When talking about the whereabouts of events and what they might be if Pax went further in that space, Alex spoke about places like Bath and Norwich (where she is organising her first Pax night on 28th February) as highlights of this phenomenon where not much goes on, but wealths of talent lay dormant. It was shortly after this that she announced a Pax Festival in Suffolk, scheduled to take place in the summer - scheduled to be ‘magical, intimate gig in the woods’. There’s a clear parallel of principle there in her approaches to artists, with a willingness to take a punt, try to tap into the yet untapped, and give people the chance that she saw was out there but not quite given to her in the earlier days of her career.


And so, even still in its early days, you have a platform in Pax that has launched the career of Alex as an artist, nurtures the progression of five artists and collectives with the “expressive, forward and creative” drive that she tells us she has held dear from the start, and has taken her from Europe to South Africa and so many places in between without letting go of the uprightness and ethic that took do-gooding via a label from an idea to the real thing.


The maverick style journey that rejects the supremacy of classic industry domination is starting to pay dividends, too. Alex reflects that she “can start to notice the shift in my career”, citing being at the receiving end of the zeitgeist phrase of today in ‘I’ve seen you on TikTok’, and DJs remixing some of the deep cuts of her discography.
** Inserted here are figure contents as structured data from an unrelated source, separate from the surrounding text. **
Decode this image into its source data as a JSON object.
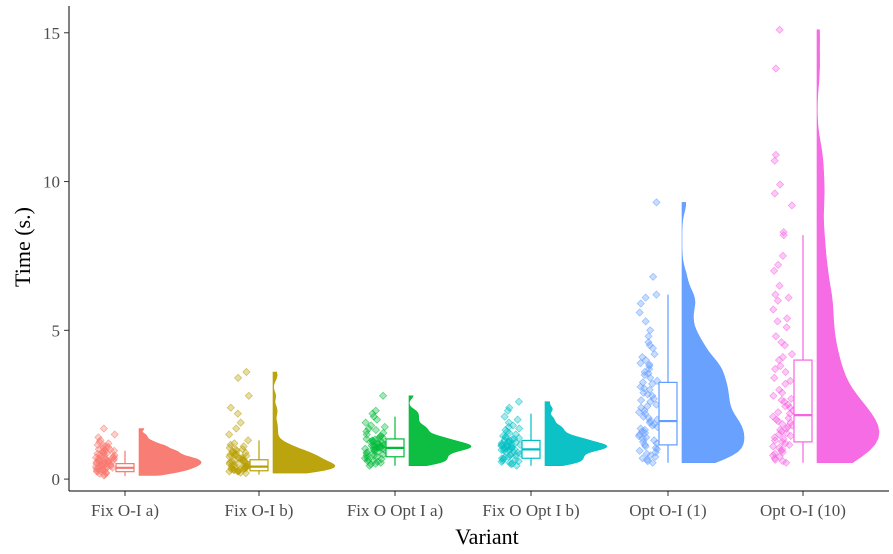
{
  "chart_data": {
    "type": "raincloud",
    "xlabel": "Variant",
    "ylabel": "Time (s.)",
    "ylim": [
      -0.4,
      15.9
    ],
    "yticks": [
      0,
      5,
      10,
      15
    ],
    "grid": false,
    "legend": "none",
    "categories": [
      "Fix O-I a)",
      "Fix O-I b)",
      "Fix O Opt I a)",
      "Fix O Opt I b)",
      "Opt O-I (1)",
      "Opt O-I (10)"
    ],
    "colors": [
      "#F8766D",
      "#B79F00",
      "#00BA38",
      "#00BFC4",
      "#619CFF",
      "#F564E3"
    ],
    "boxes": [
      {
        "min": 0.1,
        "q1": 0.25,
        "median": 0.38,
        "q3": 0.52,
        "max": 0.95
      },
      {
        "min": 0.15,
        "q1": 0.28,
        "median": 0.42,
        "q3": 0.65,
        "max": 1.3
      },
      {
        "min": 0.45,
        "q1": 0.75,
        "median": 1.05,
        "q3": 1.35,
        "max": 2.1
      },
      {
        "min": 0.45,
        "q1": 0.7,
        "median": 1.0,
        "q3": 1.3,
        "max": 2.2
      },
      {
        "min": 0.55,
        "q1": 1.15,
        "median": 1.95,
        "q3": 3.25,
        "max": 6.2
      },
      {
        "min": 0.55,
        "q1": 1.25,
        "median": 2.15,
        "q3": 4.0,
        "max": 8.2
      }
    ],
    "points": [
      [
        0.15,
        0.2,
        0.25,
        0.28,
        0.3,
        0.32,
        0.35,
        0.38,
        0.4,
        0.42,
        0.45,
        0.48,
        0.5,
        0.52,
        0.55,
        0.58,
        0.6,
        0.62,
        0.65,
        0.68,
        0.7,
        0.72,
        0.75,
        0.8,
        0.85,
        0.9,
        0.95,
        1.0,
        1.05,
        1.1,
        1.2,
        1.3,
        1.4,
        1.5,
        1.7,
        0.18,
        0.22,
        0.33,
        0.36,
        0.44,
        0.47,
        0.53,
        0.57,
        0.63,
        0.67,
        0.73,
        0.78,
        0.83,
        0.88,
        0.93,
        0.98,
        1.08,
        1.15,
        1.25,
        0.12,
        0.27,
        0.41,
        0.49,
        0.56,
        0.61,
        0.69,
        0.77,
        0.86,
        0.97,
        1.12
      ],
      [
        0.2,
        0.25,
        0.28,
        0.3,
        0.32,
        0.35,
        0.38,
        0.4,
        0.42,
        0.45,
        0.48,
        0.5,
        0.55,
        0.6,
        0.65,
        0.7,
        0.75,
        0.8,
        0.85,
        0.9,
        0.95,
        1.0,
        1.1,
        1.2,
        1.3,
        1.5,
        1.7,
        1.9,
        2.2,
        2.4,
        2.8,
        3.4,
        3.6,
        0.22,
        0.27,
        0.33,
        0.37,
        0.43,
        0.47,
        0.52,
        0.58,
        0.62,
        0.68,
        0.72,
        0.78,
        0.83,
        0.88,
        0.93,
        1.05,
        1.15,
        0.26,
        0.31,
        0.36,
        0.41,
        0.46,
        0.51,
        0.57,
        0.64,
        0.71,
        0.82,
        0.98
      ],
      [
        0.45,
        0.5,
        0.55,
        0.6,
        0.65,
        0.7,
        0.75,
        0.8,
        0.85,
        0.9,
        0.95,
        1.0,
        1.02,
        1.05,
        1.08,
        1.1,
        1.12,
        1.15,
        1.18,
        1.2,
        1.25,
        1.3,
        1.35,
        1.4,
        1.5,
        1.6,
        1.7,
        1.8,
        1.9,
        2.0,
        2.1,
        2.2,
        2.3,
        2.8,
        0.52,
        0.62,
        0.72,
        0.82,
        0.92,
        0.97,
        1.03,
        1.07,
        1.13,
        1.17,
        1.22,
        1.28,
        1.33,
        1.38,
        1.45,
        1.55,
        1.65,
        1.75,
        0.58,
        0.68,
        0.78,
        0.88,
        0.98,
        1.06,
        1.16,
        1.26,
        1.42
      ],
      [
        0.45,
        0.5,
        0.55,
        0.6,
        0.65,
        0.7,
        0.75,
        0.8,
        0.85,
        0.9,
        0.95,
        1.0,
        1.02,
        1.05,
        1.08,
        1.1,
        1.12,
        1.15,
        1.18,
        1.2,
        1.25,
        1.3,
        1.35,
        1.4,
        1.5,
        1.6,
        1.7,
        1.8,
        1.9,
        2.0,
        2.1,
        2.3,
        2.4,
        2.6,
        0.52,
        0.62,
        0.72,
        0.82,
        0.92,
        0.97,
        1.03,
        1.07,
        1.13,
        1.17,
        1.22,
        1.28,
        1.33,
        1.38,
        1.45,
        1.55,
        1.65,
        1.75,
        0.58,
        0.68,
        0.78,
        0.88,
        0.98,
        1.06,
        1.16,
        1.26,
        1.42
      ],
      [
        0.55,
        0.6,
        0.7,
        0.8,
        0.9,
        1.0,
        1.1,
        1.2,
        1.3,
        1.4,
        1.5,
        1.6,
        1.7,
        1.8,
        1.9,
        2.0,
        2.1,
        2.2,
        2.3,
        2.4,
        2.5,
        2.6,
        2.7,
        2.8,
        2.9,
        3.0,
        3.1,
        3.2,
        3.3,
        3.4,
        3.5,
        3.6,
        3.7,
        3.8,
        3.9,
        4.0,
        4.2,
        4.4,
        4.6,
        4.8,
        5.0,
        5.3,
        5.6,
        5.9,
        6.1,
        6.2,
        6.8,
        9.3,
        0.65,
        0.75,
        0.85,
        0.95,
        1.05,
        1.15,
        1.25,
        1.35,
        1.45,
        1.55,
        1.65,
        1.75,
        1.85,
        1.95,
        2.05,
        2.25,
        2.45,
        2.65,
        2.85,
        3.05,
        3.25,
        3.55,
        3.85,
        4.1,
        4.5
      ],
      [
        0.55,
        0.6,
        0.7,
        0.8,
        0.9,
        1.0,
        1.1,
        1.2,
        1.3,
        1.4,
        1.5,
        1.6,
        1.7,
        1.8,
        1.9,
        2.0,
        2.1,
        2.2,
        2.3,
        2.4,
        2.5,
        2.6,
        2.7,
        2.8,
        3.0,
        3.2,
        3.4,
        3.6,
        3.8,
        4.0,
        4.2,
        4.5,
        4.8,
        5.1,
        5.4,
        5.7,
        6.0,
        6.2,
        6.5,
        7.0,
        7.2,
        7.5,
        8.2,
        8.3,
        9.2,
        9.6,
        9.9,
        10.7,
        10.9,
        13.8,
        15.1,
        0.65,
        0.75,
        0.85,
        0.95,
        1.05,
        1.15,
        1.25,
        1.35,
        1.45,
        1.55,
        1.65,
        1.75,
        1.85,
        1.95,
        2.05,
        2.25,
        2.45,
        2.65,
        2.9,
        3.3,
        3.7,
        4.1,
        4.6,
        5.3,
        6.1
      ]
    ]
  }
}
She talks about these still in slight bewilderment, laughing quietly in some sort of disbelief.


With these small but steady steps in the right direction, what’s next for the both of them on the path of positive rebellion? On this question, Alex is unusually bashful. She spends little time openly looking forward and prefers to let the journey speak for itself. In classic Alex Kate fashion she focuses more on those around her, reflecting on an ideal next chapter being the artists in her space flourishing, musing that it “would be incredible” if that in some way, somehow, that would be done in part because of her.


“I don’t care about streams, I care about fans” is where the answer ends up, hinting not-so-subtly that the fullness of time will probably continue to give precedent to something other than the relentless effort of getting in the good books of algorithms.


And in a way that could sum up some of the best of Alex, she’s - as she put it - “doggedly going for it”.